I've asked this question few days ago in MathStackExchange, but there was no result. So, I decided to ask it there.
In one of the paper I have met that $$\mathbb{S}^{p+q} \cong \mathbb{S}^p \times \mathbb{R}^q \cup \mathbb{S}^{q-1}$$
I got stuck here, don't know how to prove that.
Are there any references for this isomorphism?
Thanks in advance!
This formula is a version of another one, which I find more elegant: $$ S^a * S^b \simeq S^{a+b+1} $$ where $a,b$ are non-negative integers, and $*$ denotes the topological join (https://en.wikipedia.org/wiki/Join_(topology)): $X*Y$ is obtained by taking a disjoint union of $X$ and $Y$, and for each pair $(x,y)\in X\times Y$ to glue a segment from $x$ to $y$. The topology is obtained by deciding that segments with both endpoints close are close.
The above formula is easy to prove when $b=0$, since one then gets a suspension of $S^a$. Since the join is associative (at least for locally Hausdorff spaces I think), the above formula is easily proved by induction on $b$.
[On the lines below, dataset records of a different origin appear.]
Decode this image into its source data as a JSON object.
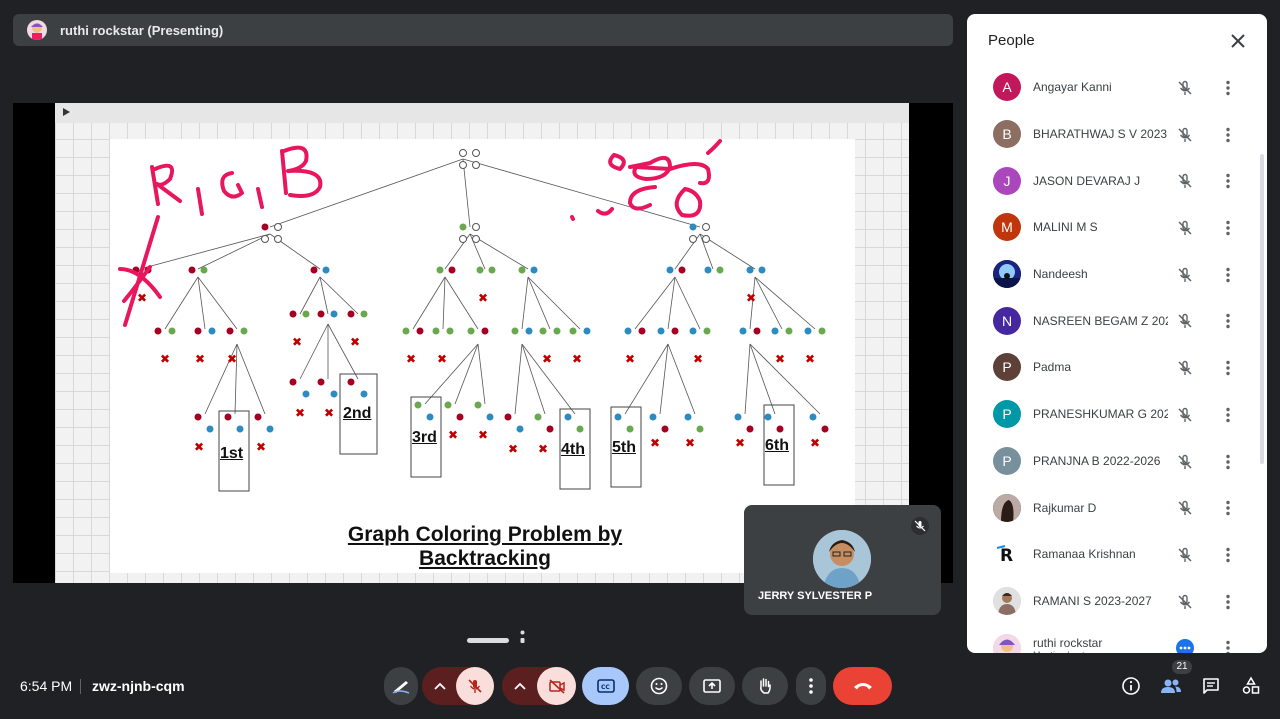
{
  "presenter": {
    "label": "ruthi rockstar (Presenting)"
  },
  "slide": {
    "title": "Graph Coloring Problem by Backtracking",
    "orders": [
      "1st",
      "2nd",
      "3rd",
      "4th",
      "5th",
      "6th"
    ],
    "annotation": "R, G, B"
  },
  "self_tile": {
    "name": "JERRY SYLVESTER P"
  },
  "people_panel": {
    "title": "People",
    "participants": [
      {
        "name": "Angayar Kanni",
        "initial": "A",
        "color": "#c2185b"
      },
      {
        "name": "BHARATHWAJ S V 2023...",
        "initial": "B",
        "color": "#8d6e63"
      },
      {
        "name": "JASON DEVARAJ J",
        "initial": "J",
        "color": "#ab47bc"
      },
      {
        "name": "MALINI M S",
        "initial": "M",
        "color": "#bf360c"
      },
      {
        "name": "Nandeesh",
        "initial": "",
        "color": "#1a237e"
      },
      {
        "name": "NASREEN BEGAM Z 202...",
        "initial": "N",
        "color": "#4527a0"
      },
      {
        "name": "Padma",
        "initial": "P",
        "color": "#5d4037"
      },
      {
        "name": "PRANESHKUMAR G 202...",
        "initial": "P",
        "color": "#0097a7"
      },
      {
        "name": "PRANJNA B 2022-2026",
        "initial": "P",
        "color": "#78909c"
      },
      {
        "name": "Rajkumar D",
        "initial": "",
        "color": "#3e2723"
      },
      {
        "name": "Ramanaa Krishnan",
        "initial": "R",
        "color": "#ffffff"
      },
      {
        "name": "RAMANI S 2023-2027",
        "initial": "",
        "color": "#d7ccc8"
      },
      {
        "name": "ruthi rockstar",
        "initial": "",
        "color": "#f3d9e6",
        "subtitle": "Meeting host"
      }
    ]
  },
  "bottom_bar": {
    "time": "6:54 PM",
    "meeting_code": "zwz-njnb-cqm",
    "people_count": "21"
  },
  "colors": {
    "background": "#202124",
    "end_call": "#ea4335",
    "mic_off": "#f9dedc",
    "captions": "#a8c7fa"
  }
}
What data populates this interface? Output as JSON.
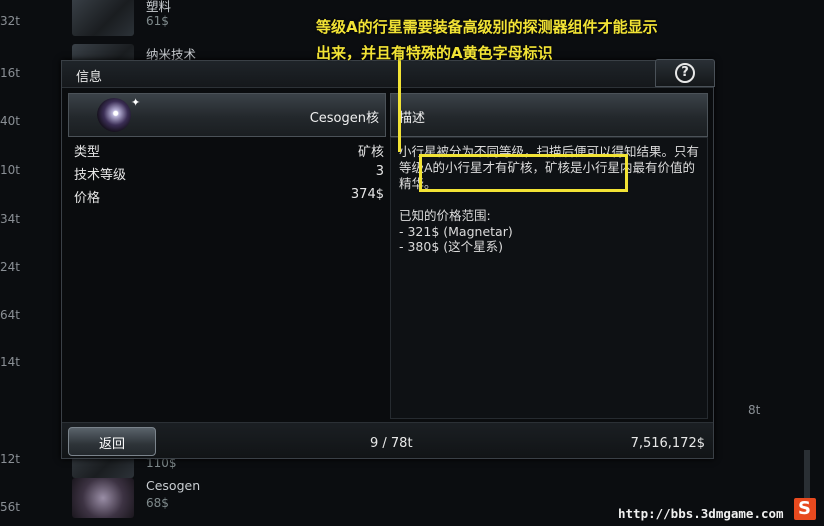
{
  "background": {
    "side_labels_left": [
      "32t",
      "16t",
      "40t",
      "10t",
      "34t",
      "24t",
      "64t",
      "14t",
      "12t",
      "56t"
    ],
    "side_label_right": "8t",
    "items": [
      {
        "name": "塑料",
        "price": "61$"
      },
      {
        "name": "纳米技术",
        "price": ""
      },
      {
        "name": "",
        "price": "110$"
      },
      {
        "name": "Cesogen",
        "price": "68$"
      }
    ]
  },
  "annotation": {
    "line1": "等级A的行星需要装备高级别的探测器组件才能显示",
    "line2": "出来，并且有特殊的A黄色字母标识"
  },
  "dialog": {
    "title": "信息",
    "help_glyph": "?",
    "item_name": "Cesogen核",
    "properties": [
      {
        "key": "类型",
        "value": "矿核"
      },
      {
        "key": "技术等级",
        "value": "3"
      },
      {
        "key": "价格",
        "value": "374$"
      }
    ],
    "desc_header": "描述",
    "description": "小行星被分为不同等级，扫描后便可以得知结果。只有等级A的小行星才有矿核，矿核是小行星内最有价值的精华。",
    "range_title": "已知的价格范围:",
    "ranges": [
      "- 321$ (Magnetar)",
      "- 380$ (这个星系)"
    ],
    "back_label": "返回",
    "cargo": "9 / 78t",
    "money": "7,516,172$"
  },
  "watermark": "http://bbs.3dmgame.com",
  "colors": {
    "highlight": "#f2e335",
    "background": "#0b0d10"
  }
}
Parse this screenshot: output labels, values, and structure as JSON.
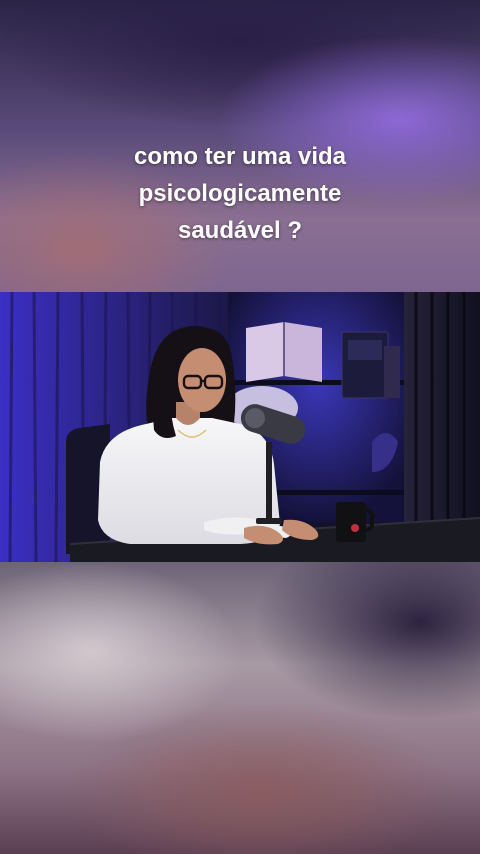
{
  "caption": {
    "lines": [
      "como ter uma vida",
      "psicologicamente",
      "saudável ?"
    ]
  },
  "colors": {
    "caption_text": "#ffffff",
    "curtain_purple": "#4a3ad0",
    "shirt_white": "#f2f2f2"
  }
}
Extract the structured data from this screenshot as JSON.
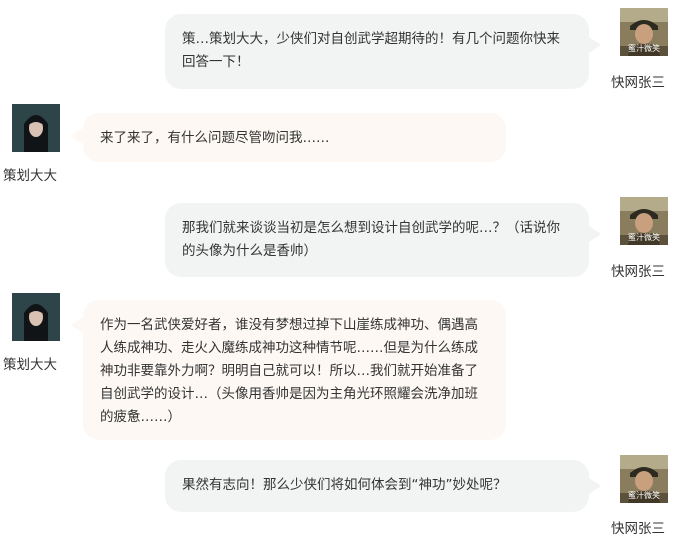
{
  "participants": {
    "host": {
      "name": "快网张三",
      "avatar_watermark": "蜜汁微笑"
    },
    "guest": {
      "name": "策划大大"
    }
  },
  "messages": [
    {
      "speaker": "host",
      "text": "策…策划大大，少侠们对自创武学超期待的！有几个问题你快来回答一下！"
    },
    {
      "speaker": "guest",
      "text": "来了来了，有什么问题尽管吻问我……"
    },
    {
      "speaker": "host",
      "text": "那我们就来谈谈当初是怎么想到设计自创武学的呢…？（话说你的头像为什么是香帅）"
    },
    {
      "speaker": "guest",
      "text": "作为一名武侠爱好者，谁没有梦想过掉下山崖练成神功、偶遇高人练成神功、走火入魔练成神功这种情节呢……但是为什么练成神功非要靠外力啊？明明自己就可以！所以…我们就开始准备了自创武学的设计…（头像用香帅是因为主角光环照耀会洗净加班的疲惫……）"
    },
    {
      "speaker": "host",
      "text": "果然有志向！那么少侠们将如何体会到“神功”妙处呢？"
    }
  ],
  "colors": {
    "host_bubble": "#f1f4f3",
    "guest_bubble": "#fdf8f4",
    "text": "#333333"
  },
  "icons": {
    "host_avatar": "host-avatar-photo",
    "guest_avatar": "guest-avatar-photo"
  }
}
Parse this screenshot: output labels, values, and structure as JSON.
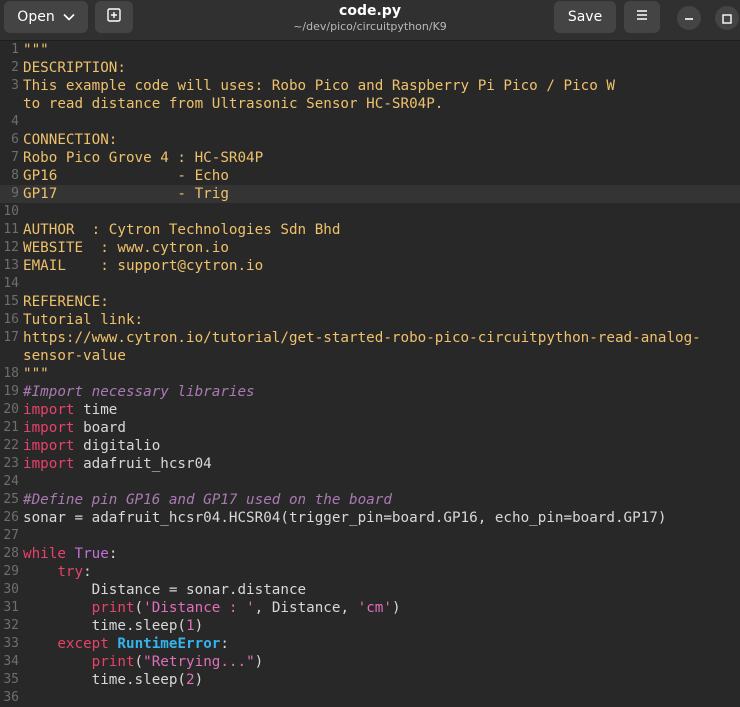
{
  "header": {
    "open_label": "Open",
    "save_label": "Save",
    "title": "code.py",
    "path": "~/dev/pico/circuitpython/K9"
  },
  "icons": {
    "open_dropdown": "chevron-down-icon",
    "new_tab": "new-tab-icon",
    "menu": "hamburger-menu-icon",
    "minimize": "minimize-icon",
    "maximize": "maximize-icon"
  },
  "colors": {
    "background": "#282828",
    "docstring": "#eec16c",
    "keyword": "#e8426a",
    "comment": "#a97ab2",
    "string": "#e070b8",
    "exception": "#33b4ec",
    "line_number": "#6e6e6e"
  },
  "editor": {
    "current_line": 9,
    "lines": [
      {
        "n": "1",
        "tokens": [
          {
            "t": "\"\"\"",
            "c": "doc"
          }
        ]
      },
      {
        "n": "2",
        "tokens": [
          {
            "t": "DESCRIPTION:",
            "c": "doc"
          }
        ]
      },
      {
        "n": "3",
        "tokens": [
          {
            "t": "This example code will uses: Robo Pico and Raspberry Pi Pico / Pico W",
            "c": "doc"
          }
        ]
      },
      {
        "n": "",
        "tokens": [
          {
            "t": "to read distance from Ultrasonic Sensor HC-SR04P.",
            "c": "doc"
          }
        ]
      },
      {
        "n": "4",
        "tokens": []
      },
      {
        "n": "6",
        "tokens": [
          {
            "t": "CONNECTION:",
            "c": "doc"
          }
        ]
      },
      {
        "n": "7",
        "tokens": [
          {
            "t": "Robo Pico Grove 4 : HC-SR04P",
            "c": "doc"
          }
        ]
      },
      {
        "n": "8",
        "tokens": [
          {
            "t": "GP16              - Echo",
            "c": "doc"
          }
        ]
      },
      {
        "n": "9",
        "tokens": [
          {
            "t": "GP17              - Trig",
            "c": "doc"
          }
        ]
      },
      {
        "n": "10",
        "tokens": []
      },
      {
        "n": "11",
        "tokens": [
          {
            "t": "AUTHOR  : Cytron Technologies Sdn Bhd",
            "c": "doc"
          }
        ]
      },
      {
        "n": "12",
        "tokens": [
          {
            "t": "WEBSITE  : www.cytron.io",
            "c": "doc"
          }
        ]
      },
      {
        "n": "13",
        "tokens": [
          {
            "t": "EMAIL    : support@cytron.io",
            "c": "doc"
          }
        ]
      },
      {
        "n": "14",
        "tokens": []
      },
      {
        "n": "15",
        "tokens": [
          {
            "t": "REFERENCE:",
            "c": "doc"
          }
        ]
      },
      {
        "n": "16",
        "tokens": [
          {
            "t": "Tutorial link:",
            "c": "doc"
          }
        ]
      },
      {
        "n": "17",
        "tokens": [
          {
            "t": "https://www.cytron.io/tutorial/get-started-robo-pico-circuitpython-read-analog-",
            "c": "doc"
          }
        ]
      },
      {
        "n": "",
        "tokens": [
          {
            "t": "sensor-value",
            "c": "doc"
          }
        ]
      },
      {
        "n": "18",
        "tokens": [
          {
            "t": "\"\"\"",
            "c": "doc"
          }
        ]
      },
      {
        "n": "19",
        "tokens": [
          {
            "t": "#Import necessary libraries",
            "c": "cm"
          }
        ]
      },
      {
        "n": "20",
        "tokens": [
          {
            "t": "import",
            "c": "kw"
          },
          {
            "t": " time",
            "c": ""
          }
        ]
      },
      {
        "n": "21",
        "tokens": [
          {
            "t": "import",
            "c": "kw"
          },
          {
            "t": " board",
            "c": ""
          }
        ]
      },
      {
        "n": "22",
        "tokens": [
          {
            "t": "import",
            "c": "kw"
          },
          {
            "t": " digitalio",
            "c": ""
          }
        ]
      },
      {
        "n": "23",
        "tokens": [
          {
            "t": "import",
            "c": "kw"
          },
          {
            "t": " adafruit_hcsr04",
            "c": ""
          }
        ]
      },
      {
        "n": "24",
        "tokens": []
      },
      {
        "n": "25",
        "tokens": [
          {
            "t": "#Define pin GP16 and GP17 used on the board",
            "c": "cm"
          }
        ]
      },
      {
        "n": "26",
        "tokens": [
          {
            "t": "sonar = adafruit_hcsr04.HCSR04(trigger_pin=board.GP16, echo_pin=board.GP17)",
            "c": ""
          }
        ]
      },
      {
        "n": "27",
        "tokens": []
      },
      {
        "n": "28",
        "tokens": [
          {
            "t": "while",
            "c": "kw"
          },
          {
            "t": " ",
            "c": ""
          },
          {
            "t": "True",
            "c": "kw2"
          },
          {
            "t": ":",
            "c": ""
          }
        ]
      },
      {
        "n": "29",
        "tokens": [
          {
            "t": "    ",
            "c": ""
          },
          {
            "t": "try",
            "c": "kw"
          },
          {
            "t": ":",
            "c": ""
          }
        ]
      },
      {
        "n": "30",
        "tokens": [
          {
            "t": "        Distance = sonar.distance",
            "c": ""
          }
        ]
      },
      {
        "n": "31",
        "tokens": [
          {
            "t": "        ",
            "c": ""
          },
          {
            "t": "print",
            "c": "kw"
          },
          {
            "t": "(",
            "c": ""
          },
          {
            "t": "'Distance : '",
            "c": "str"
          },
          {
            "t": ", Distance, ",
            "c": ""
          },
          {
            "t": "'cm'",
            "c": "str"
          },
          {
            "t": ")",
            "c": ""
          }
        ]
      },
      {
        "n": "32",
        "tokens": [
          {
            "t": "        time.sleep(",
            "c": ""
          },
          {
            "t": "1",
            "c": "num"
          },
          {
            "t": ")",
            "c": ""
          }
        ]
      },
      {
        "n": "33",
        "tokens": [
          {
            "t": "    ",
            "c": ""
          },
          {
            "t": "except",
            "c": "kw"
          },
          {
            "t": " ",
            "c": ""
          },
          {
            "t": "RuntimeError",
            "c": "exc"
          },
          {
            "t": ":",
            "c": ""
          }
        ]
      },
      {
        "n": "34",
        "tokens": [
          {
            "t": "        ",
            "c": ""
          },
          {
            "t": "print",
            "c": "kw"
          },
          {
            "t": "(",
            "c": ""
          },
          {
            "t": "\"Retrying...\"",
            "c": "str"
          },
          {
            "t": ")",
            "c": ""
          }
        ]
      },
      {
        "n": "35",
        "tokens": [
          {
            "t": "        time.sleep(",
            "c": ""
          },
          {
            "t": "2",
            "c": "num"
          },
          {
            "t": ")",
            "c": ""
          }
        ]
      },
      {
        "n": "36",
        "tokens": []
      }
    ]
  }
}
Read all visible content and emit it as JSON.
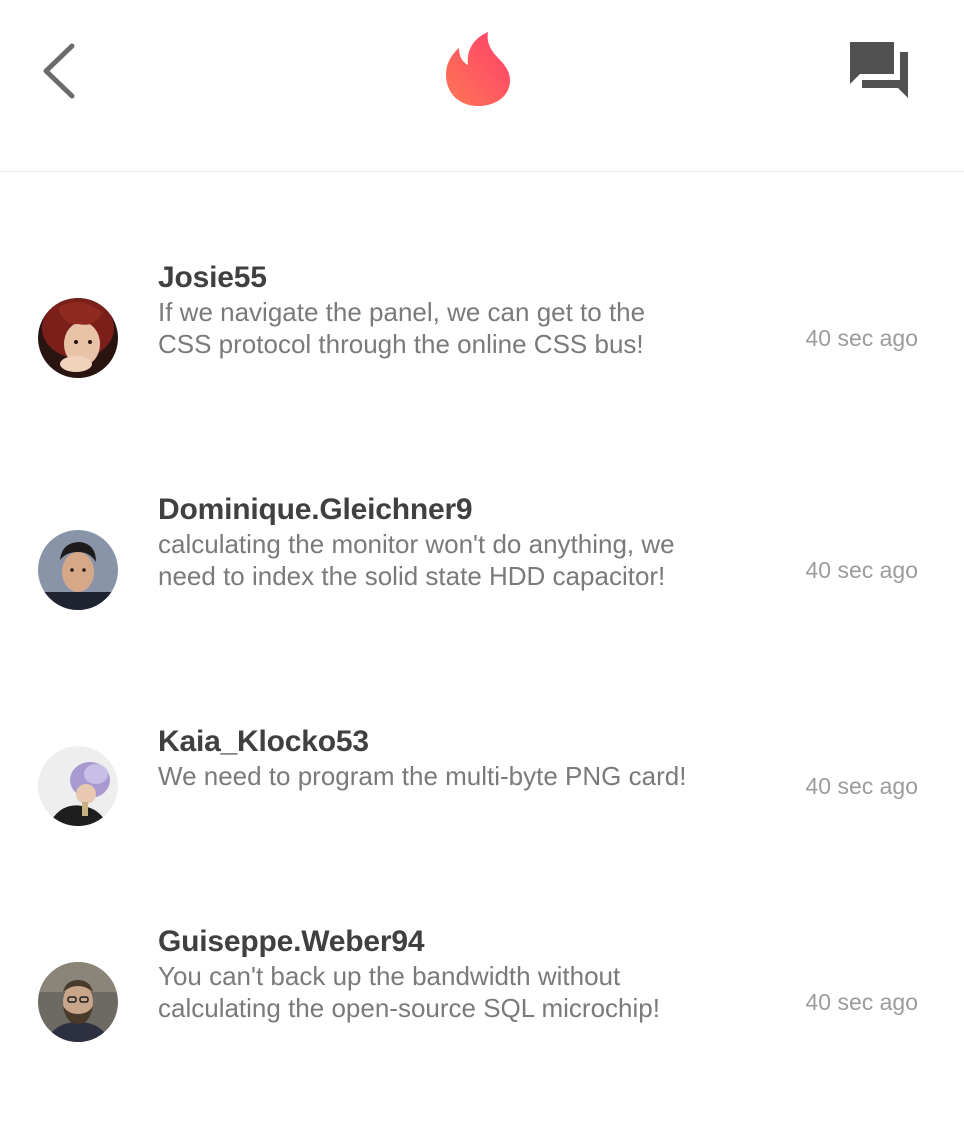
{
  "header": {
    "back_icon": "chevron-left-icon",
    "logo_icon": "flame-logo-icon",
    "chat_icon": "chat-bubbles-icon",
    "logo_gradient": [
      "#fd5068",
      "#ff7854"
    ],
    "icon_color": "#505050"
  },
  "messages": [
    {
      "username": "Josie55",
      "text": "If we navigate the panel, we can get to the CSS protocol through the online CSS bus!",
      "time": "40 sec ago"
    },
    {
      "username": "Dominique.Gleichner9",
      "text": "calculating the monitor won't do anything, we need to index the solid state HDD capacitor!",
      "time": "40 sec ago"
    },
    {
      "username": "Kaia_Klocko53",
      "text": "We need to program the multi-byte PNG card!",
      "time": "40 sec ago"
    },
    {
      "username": "Guiseppe.Weber94",
      "text": "You can't back up the bandwidth without calculating the open-source SQL microchip!",
      "time": "40 sec ago"
    }
  ]
}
Now, to get your formula, consider $S^{p+q}\simeq S^p * S^{q-1}$ and remove the copy of $S^{q-1}$ from the construction of the join. You are left with the points of $S^q$, each of which comes with a bunch of open intervals, one for each point of the removed $S^{q-1}$. This bunch makes a $S^{q-1}\times (0,+\infty)$, which together with the considered $S^p$ point makes a $\mathbb{R}^q$. So $S^{p+q}\setminus S^{q-1}$ is $S^p\times \mathbb{R}^q$ (if you remove the right $S^{q-1}$, of course).